Ds. W. Glashouwer (Driebergen) stelt dat we meer oog moeten gaan krijgen voor het problematische van de kerk als instituut en alle nadruk moeten leggen op de (plaatselijke) gemeente. Hij wijst op 'Gemeente-reveil' en op de 'Evangelische , Omroep.’

Ds. L. Huisman van de Geref.  Gem. in Vlaardingen noemt als centrale punten hernieuwde aandacht voor geloof, wedergeboorte, bekering, rechtvaardiging, heiliging en zegt: 'De nood van deze wereld is niet honger, oorlog, sociale ongelijkheid, enz., maar de breuk met God door de zonde. Zo dit weer wordt beseft komt er een honger, niet naar brood en spelen maar naar de vrede met God.’

Prof. dr. H. Jonker noemt vier punten: heroriëntatie op het wonder van de daadkracht van de Waarheid Gods aan Israël en in Jezus Christus geopenbaard, hergroepering rondom Woord en Sacrament, verkondiging en liturgie; herwaardering van de niet-verouderde structuren van het klassieke kerkewerk: prediking, liturgie, catechese en pastoraat; en hernieuwing van het kerkewerk door de Waarheid opnieuw Waarheid te laten zijn. Aan het eind van zijn bijdrage zegt prof. Jonker: 'Voor de vernieuwing en verlevendiging van gemeente en kerk is in eerste instantie geen 'vernieuwing van structuren' nodig, maar wel innerlijke vernieuwing en openheid om de Waarheid Gods als genade te ontvangen en te behoeden.’

Ds. S. Kooistra (Rotterdam) wijst eveneens op het primaire van de yerkondiging, de catechese en het pastoraat. Verder zegt hij: 'Wil er vernieuwing van de kerk komen, dan zal het van binnenuit moeten beginnen, vanuit het hart van de enkeling, die zich tot God bekeert en vanuit de gezinnen, waarin de ouders hun kinderen werkelijk voorgaan in geloof en leven.' En verder: 'Hoe krijgen wij contact met de mensen? Eenvoudig door ze persoonlijk op te zoeken. In zoverre zie ik geen verschil tussen het werk in de dorpen, waar ik vroeger werkte en de grote stad, waar ik nu ben.’
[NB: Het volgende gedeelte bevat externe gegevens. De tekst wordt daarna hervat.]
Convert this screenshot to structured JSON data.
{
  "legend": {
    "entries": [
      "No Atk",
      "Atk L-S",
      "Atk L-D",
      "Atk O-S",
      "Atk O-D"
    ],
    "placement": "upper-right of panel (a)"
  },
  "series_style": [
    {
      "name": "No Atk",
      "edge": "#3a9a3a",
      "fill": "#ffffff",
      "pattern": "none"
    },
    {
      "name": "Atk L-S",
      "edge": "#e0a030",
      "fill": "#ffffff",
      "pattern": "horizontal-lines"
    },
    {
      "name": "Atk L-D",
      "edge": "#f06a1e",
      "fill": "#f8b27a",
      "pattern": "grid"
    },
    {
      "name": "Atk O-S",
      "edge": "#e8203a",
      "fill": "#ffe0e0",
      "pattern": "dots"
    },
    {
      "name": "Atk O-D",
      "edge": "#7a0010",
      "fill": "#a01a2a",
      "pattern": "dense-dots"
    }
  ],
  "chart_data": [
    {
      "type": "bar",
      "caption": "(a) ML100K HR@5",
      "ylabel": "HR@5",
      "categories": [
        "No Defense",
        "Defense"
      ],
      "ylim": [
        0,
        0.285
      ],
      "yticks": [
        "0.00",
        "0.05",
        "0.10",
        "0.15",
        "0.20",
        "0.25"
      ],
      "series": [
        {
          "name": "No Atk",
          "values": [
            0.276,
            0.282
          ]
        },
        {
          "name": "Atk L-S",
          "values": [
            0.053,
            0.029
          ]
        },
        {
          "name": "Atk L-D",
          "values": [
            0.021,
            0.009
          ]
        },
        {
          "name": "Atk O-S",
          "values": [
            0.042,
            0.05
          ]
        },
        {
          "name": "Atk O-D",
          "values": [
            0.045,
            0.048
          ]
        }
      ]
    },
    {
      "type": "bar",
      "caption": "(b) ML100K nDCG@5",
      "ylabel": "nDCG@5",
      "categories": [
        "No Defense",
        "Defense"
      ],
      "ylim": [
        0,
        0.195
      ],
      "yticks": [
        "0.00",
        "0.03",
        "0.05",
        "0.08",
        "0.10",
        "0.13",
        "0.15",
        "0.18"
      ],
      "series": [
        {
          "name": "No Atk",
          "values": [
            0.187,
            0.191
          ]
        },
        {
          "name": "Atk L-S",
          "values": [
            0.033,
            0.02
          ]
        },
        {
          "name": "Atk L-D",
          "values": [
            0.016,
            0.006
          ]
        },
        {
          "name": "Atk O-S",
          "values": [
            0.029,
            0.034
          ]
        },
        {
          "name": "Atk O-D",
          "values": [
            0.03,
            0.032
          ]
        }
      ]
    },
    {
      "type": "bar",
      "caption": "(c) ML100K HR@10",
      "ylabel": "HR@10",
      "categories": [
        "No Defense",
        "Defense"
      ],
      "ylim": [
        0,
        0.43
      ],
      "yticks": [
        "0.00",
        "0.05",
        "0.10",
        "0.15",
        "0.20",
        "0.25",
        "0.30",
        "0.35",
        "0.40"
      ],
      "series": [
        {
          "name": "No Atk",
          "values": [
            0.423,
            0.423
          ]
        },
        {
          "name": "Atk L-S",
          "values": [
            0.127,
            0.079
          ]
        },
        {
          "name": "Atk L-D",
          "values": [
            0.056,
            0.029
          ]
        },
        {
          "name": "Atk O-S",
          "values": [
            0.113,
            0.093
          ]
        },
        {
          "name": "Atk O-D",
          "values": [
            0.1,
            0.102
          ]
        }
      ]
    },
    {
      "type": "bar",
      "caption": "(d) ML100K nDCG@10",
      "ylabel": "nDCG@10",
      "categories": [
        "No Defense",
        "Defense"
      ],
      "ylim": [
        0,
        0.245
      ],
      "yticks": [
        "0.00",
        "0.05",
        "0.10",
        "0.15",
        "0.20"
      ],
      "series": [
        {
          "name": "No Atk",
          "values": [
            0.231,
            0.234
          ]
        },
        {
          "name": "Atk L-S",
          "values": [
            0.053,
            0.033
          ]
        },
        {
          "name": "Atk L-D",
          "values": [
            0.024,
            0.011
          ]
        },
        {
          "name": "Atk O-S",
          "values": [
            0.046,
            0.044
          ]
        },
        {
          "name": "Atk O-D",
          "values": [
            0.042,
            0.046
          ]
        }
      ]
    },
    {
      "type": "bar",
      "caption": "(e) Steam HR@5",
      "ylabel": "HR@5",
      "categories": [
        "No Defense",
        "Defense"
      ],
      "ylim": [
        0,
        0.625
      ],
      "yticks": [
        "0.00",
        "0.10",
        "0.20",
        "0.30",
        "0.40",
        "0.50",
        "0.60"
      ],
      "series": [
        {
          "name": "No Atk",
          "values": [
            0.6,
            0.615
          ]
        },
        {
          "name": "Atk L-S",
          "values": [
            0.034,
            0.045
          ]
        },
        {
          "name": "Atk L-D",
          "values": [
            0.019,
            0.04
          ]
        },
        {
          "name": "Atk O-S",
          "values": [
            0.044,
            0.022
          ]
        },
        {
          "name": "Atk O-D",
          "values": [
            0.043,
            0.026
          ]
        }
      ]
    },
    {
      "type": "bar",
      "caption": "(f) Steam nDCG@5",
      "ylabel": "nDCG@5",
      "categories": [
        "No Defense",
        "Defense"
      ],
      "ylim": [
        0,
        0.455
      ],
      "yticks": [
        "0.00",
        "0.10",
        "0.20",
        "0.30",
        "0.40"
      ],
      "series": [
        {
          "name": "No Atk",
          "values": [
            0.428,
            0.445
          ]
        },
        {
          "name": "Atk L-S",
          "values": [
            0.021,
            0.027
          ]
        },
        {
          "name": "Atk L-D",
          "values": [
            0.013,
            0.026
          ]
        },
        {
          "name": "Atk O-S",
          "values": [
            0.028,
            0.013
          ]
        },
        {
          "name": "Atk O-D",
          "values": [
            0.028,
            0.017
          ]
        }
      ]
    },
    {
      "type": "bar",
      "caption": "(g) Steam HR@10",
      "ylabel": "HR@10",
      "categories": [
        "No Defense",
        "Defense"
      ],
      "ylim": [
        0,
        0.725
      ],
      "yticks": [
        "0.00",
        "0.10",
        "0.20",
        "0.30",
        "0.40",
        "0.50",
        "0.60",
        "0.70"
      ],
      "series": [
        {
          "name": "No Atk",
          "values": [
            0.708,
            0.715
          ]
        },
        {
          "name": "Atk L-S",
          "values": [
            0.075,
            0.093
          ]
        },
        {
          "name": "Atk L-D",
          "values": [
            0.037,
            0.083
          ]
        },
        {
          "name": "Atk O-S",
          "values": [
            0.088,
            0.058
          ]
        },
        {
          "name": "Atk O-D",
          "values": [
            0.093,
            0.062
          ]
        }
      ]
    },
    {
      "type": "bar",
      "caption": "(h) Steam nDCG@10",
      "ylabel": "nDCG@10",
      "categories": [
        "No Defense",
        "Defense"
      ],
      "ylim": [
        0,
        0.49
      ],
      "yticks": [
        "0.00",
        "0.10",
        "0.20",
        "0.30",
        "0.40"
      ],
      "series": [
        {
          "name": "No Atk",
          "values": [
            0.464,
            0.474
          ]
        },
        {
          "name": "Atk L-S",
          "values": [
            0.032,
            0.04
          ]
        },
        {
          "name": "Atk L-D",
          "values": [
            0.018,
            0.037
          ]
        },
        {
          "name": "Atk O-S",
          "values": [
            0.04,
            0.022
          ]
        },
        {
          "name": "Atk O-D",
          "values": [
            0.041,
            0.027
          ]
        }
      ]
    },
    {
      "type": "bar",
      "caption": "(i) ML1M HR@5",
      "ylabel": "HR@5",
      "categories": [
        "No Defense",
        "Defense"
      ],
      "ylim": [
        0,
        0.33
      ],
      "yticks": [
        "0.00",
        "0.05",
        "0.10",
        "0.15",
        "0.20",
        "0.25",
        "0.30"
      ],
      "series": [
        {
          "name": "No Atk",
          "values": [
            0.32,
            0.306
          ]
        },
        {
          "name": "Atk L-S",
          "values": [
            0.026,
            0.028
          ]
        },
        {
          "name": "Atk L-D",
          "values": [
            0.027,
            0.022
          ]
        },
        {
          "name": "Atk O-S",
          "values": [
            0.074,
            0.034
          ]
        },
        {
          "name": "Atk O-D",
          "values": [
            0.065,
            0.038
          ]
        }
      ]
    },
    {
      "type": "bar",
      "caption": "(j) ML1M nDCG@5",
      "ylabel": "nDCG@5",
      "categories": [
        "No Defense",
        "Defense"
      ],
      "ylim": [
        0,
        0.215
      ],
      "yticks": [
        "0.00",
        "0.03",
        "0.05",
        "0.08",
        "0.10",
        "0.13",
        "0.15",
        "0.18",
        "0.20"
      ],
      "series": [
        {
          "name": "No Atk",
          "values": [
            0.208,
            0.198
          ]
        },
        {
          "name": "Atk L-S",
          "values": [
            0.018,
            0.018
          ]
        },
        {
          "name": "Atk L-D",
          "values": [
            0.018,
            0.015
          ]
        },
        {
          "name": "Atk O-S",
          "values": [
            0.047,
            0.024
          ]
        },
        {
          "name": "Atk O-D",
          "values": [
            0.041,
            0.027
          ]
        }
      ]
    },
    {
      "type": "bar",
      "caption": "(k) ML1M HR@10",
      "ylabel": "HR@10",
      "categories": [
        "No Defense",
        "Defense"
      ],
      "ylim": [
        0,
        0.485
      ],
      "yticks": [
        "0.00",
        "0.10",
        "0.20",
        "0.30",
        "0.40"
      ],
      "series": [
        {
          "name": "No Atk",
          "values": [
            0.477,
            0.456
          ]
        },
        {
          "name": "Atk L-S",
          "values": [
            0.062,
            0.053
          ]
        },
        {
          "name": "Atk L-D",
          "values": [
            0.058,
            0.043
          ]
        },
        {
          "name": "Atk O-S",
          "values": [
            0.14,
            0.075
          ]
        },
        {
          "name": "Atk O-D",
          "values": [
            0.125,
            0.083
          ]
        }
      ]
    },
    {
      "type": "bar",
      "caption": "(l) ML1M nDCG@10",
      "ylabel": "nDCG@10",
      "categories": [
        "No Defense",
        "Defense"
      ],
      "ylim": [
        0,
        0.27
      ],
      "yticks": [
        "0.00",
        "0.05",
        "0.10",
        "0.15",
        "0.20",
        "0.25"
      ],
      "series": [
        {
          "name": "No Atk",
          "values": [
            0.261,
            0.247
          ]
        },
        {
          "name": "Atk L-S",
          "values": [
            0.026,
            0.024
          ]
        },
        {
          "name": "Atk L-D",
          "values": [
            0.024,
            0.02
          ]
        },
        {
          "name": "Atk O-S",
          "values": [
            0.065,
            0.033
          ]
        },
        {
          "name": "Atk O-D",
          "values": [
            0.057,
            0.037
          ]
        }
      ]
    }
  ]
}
Drs. G. van Leyenhorst, tweede kamerlid voor de C.H.U.: 'We moeten uit onze burgerlijke plooi komen en samen met elkaar gemeentevormend bezig zijn. Dus elkaar vasthouden om niet één voor één (af) te vallen. Een gebedsgemeente? Te overwegen ware speciale gebedsdiensten. Van hier uit uitgebreid en intensief huisbezoek. Om weer samen te leren waar het op aankomt.’

Prof. dr. S. v. d. Linde zegt onder meer: 'Is het niet vreemd dat juist onder 'ons gereformeerden' bijbelkringen zo weinig gangbaar zijn? Waarom zouden ze niet iets van het 'conventikel' (in de goede zin!) mogen hebben, waar het conventikei altijd een rood lampje is geweest en de kerk op een manco aan levende gemeenschap wees? ’

Ds. J. Overduin, Geref. predikant te Veenendaal, merkt op: 'Is de prediking die ik breng het levende wederbarende, appellerende, vertroostende Woord van God? Is het een tweesnijdend zwaard? Of is het gedevalueerd, bevroren en gevangen gezet in abstracte begrippen, dogmatische of bevindelijke schema's, nietszeggende algemeenheden? Kom ik aan het woord van God, of komt God aan het woord door mij? ' Overigens zegt hij ook: 'Jezus preekte volmaakt, maar slechts weinigen lieten zich door Zijn Woord overweldigen. Er is niet alleen schuld bij de kerk die verkondigt, maar ook bij de kerk die luistert of niet luistert.’

Dan de heer L. Pieper, inspecteur voor het voortgezet onderwijs in Amersfoort: 'De kerk moet weer moeder worden, moet weer die speciale, die bijzondere zorg tonen. Moet weer op bezoek gaan in de gezinnen, moet aandacht hebben en meeleven. Moet minder toespraken houden over verlossing en meer verlossing demonstreren. Moet weer bouwen aan echte christelijke cellen in de woestijn van het moderne leven’.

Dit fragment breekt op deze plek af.